One unambiguous benefit of this experience is that I don't have to drive anywhere! Commuting, however, remains an integral component of my daily routine. Whatever else I may have done earlier that day, towards mid-afternoon Monday through Friday, I leave the Paulist apartment on Via Antonio Salandra to board the #62 Bus on Via XX Settembre. The bus immediately turns right at Largo Santa Susanna and then continues down two little streets (Via Bissolati and Via San Basilio) to Piazza Barberini (which is also one of the two nearby subway stops). There it follows Via del Tritone to Piazza Colonna, where it turns left onto Via del Corso. The bus follows that busy, shopping street all the way to its end at Piazza Venezia and the famous 1911 monument to King Vittorio Emmanuele II (which since 1921 also houses the Tomb of Italy's Unknown Solider). There it turns left onto Corso Vittorio Emmanuele II, passing the Palazzo Venezia (where Benito Mussoline once had his office and from whose balcony he often orated), the Jesuit Church of the Gesu, and St.
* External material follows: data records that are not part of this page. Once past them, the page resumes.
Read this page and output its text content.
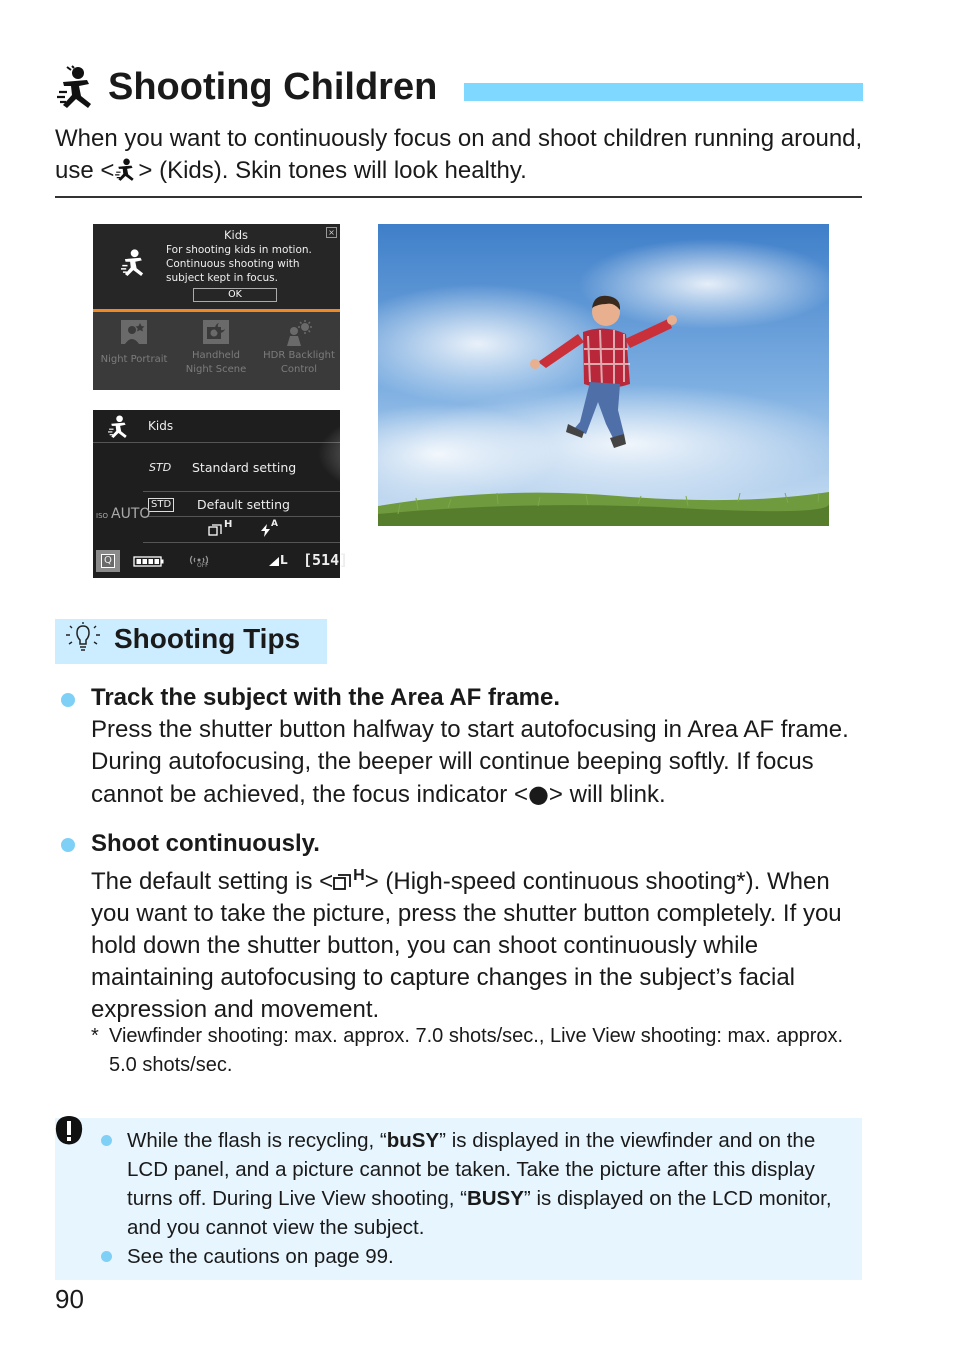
Shooting Children

When you want to continuously focus on and shoot children running around, use < > (Kids). Skin tones will look healthy.

Kids
For shooting kids in motion.
Continuous shooting with
subject kept in focus.
OK
×
Night Portrait	Handheld
Night Scene
HDR Backlight
Control
Kids
STD Standard setting
STD Default setting
ISO AUTO
H	A
Q	OFF	L [514]
Shooting Tips

Track the subject with the Area AF frame.

Press the shutter button halfway to start autofocusing in Area AF frame. During autofocusing, the beeper will continue beeping softly. If focus cannot be achieved, the focus indicator <●> will blink.

Shoot continuously.

The default setting is < $^H$> (High-speed continuous shooting*). When you want to take the picture, press the shutter button completely. If you hold down the shutter button, you can shoot continuously while maintaining autofocusing to capture changes in the subject’s facial expression and movement.

* Viewfinder shooting: max. approx. 7.0 shots/sec., Live View shooting: max. approx. 5.0 shots/sec.

While the flash is recycling, “buSY” is displayed in the viewfinder and on the LCD panel, and a picture cannot be taken. Take the picture after this display turns off. During Live View shooting, “BUSY” is displayed on the LCD monitor, and you cannot view the subject.

See the cautions on page 99.

90
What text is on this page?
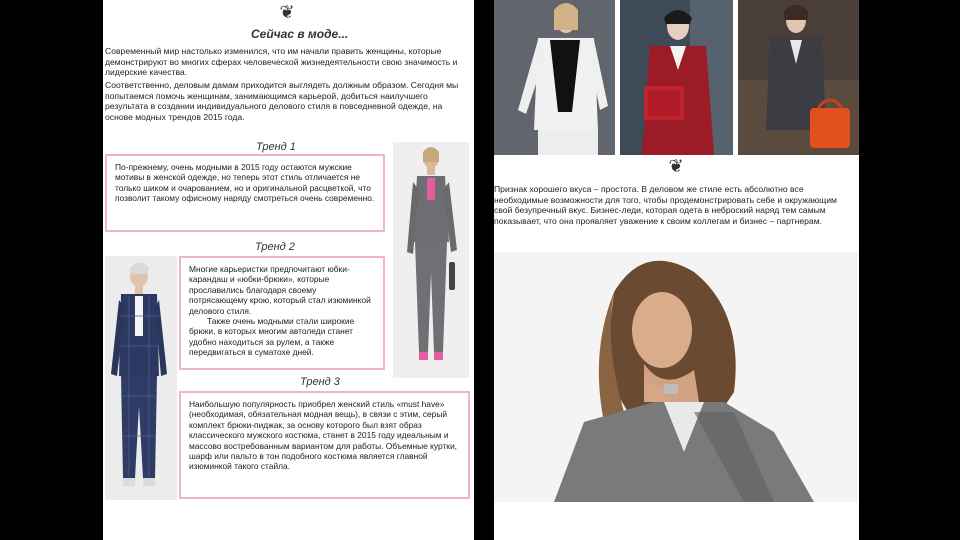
❦
Сейчас в моде...

Современный мир настолько изменился, что им начали править женщины, которые демонстрируют во многих сферах человеческой жизнедеятельности свою значимость и лидерские качества.

Соответственно, деловым дамам приходится выглядеть должным образом. Сегодня мы попытаемся помочь женщинам, занимающимся карьерой, добиться наилучшего результата в создании индивидуального делового стиля в повседневной одежде, на основе модных трендов 2015 года.

Тренд 1

По-прежнему, очень модными в 2015 году остаются мужские мотивы в женской одежде, но теперь этот стиль отличается не только шиком и очарованием, но и оригинальной расцветкой, что позволит такому офисному наряду смотреться очень современно.

Тренд 2

Многие карьеристки предпочитают юбки-карандаш и «юбки-брюки», которые прославились благодаря своему потрясающему крою, который стал изюминкой делового стиля.

Также очень модными стали широкие брюки, в которых многим автоледи станет удобно находиться за рулем, а также передвигаться в суматохе дней.

Тренд 3

Наибольшую популярность приобрел женский стиль «must have» (необходимая, обязательная модная вещь), в связи с этим, серый комплект брюки-пиджак, за основу которого был взят образ классического мужского костюма, станет в 2015 году идеальным и массово востребованным вариантом для работы. Объемные куртки, шарф или пальто в тон подобного костюма является главной изюминкой такого стайла.

8
❦

Признак хорошего вкуса – простота. В деловом же стиле есть абсолютно все необходимые возможности для того, чтобы продемонстрировать себе и окружающим свой безупречный вкус. Бизнес-леди, которая одета в неброский наряд тем самым показывает, что она проявляет уважение к своим коллегам и бизнес – партнерам.

5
Philip Neri's Chiesa Nuova. Two stops after Chiesa Nuova, I get off in front of the Ponte Vittorio Emmanuele II;, but, instead of crossing the Tiber there, I walk the short distance to the bridge named after Victor Emmanuel's popular nephew Prince Amadeo of Savoia, 2nd Duke of Aosta. Once across the river, then I begin the tedious walk up the Gianicolo Hill to the Universita Urbaniana. (The attached photo of of the back of St. Peter's Basilica as seen from the 3rd floor window of the building where my class meets).
Promptly at 4:00 p.m., we stand and pray (in Latin), then class commences (in Italian). Today we continued our introductory analysis of the concept of sanctity - focusing in particular on St. Thomas Aquinas' treatment of the topic. At 5:45, we finish. By then, of course, it is dark. Walking down the hill is a lot easier - and faster - than walking up. Across the Ponte Principe Amadeo is the bus stop. The return route is more or less the same, but at this hour the bus is much more crowded. I get off at Largo Santa Susanna, and I am home in under an hour from the end of class.
Being in a foreign country makes everything seem initially more complex and difficult - and tiring too. Other than the historically older buildings I pass each day and my more religiously interesting destination, however, the experience of commuting is probably not that much different from a bus ride in Manhattan!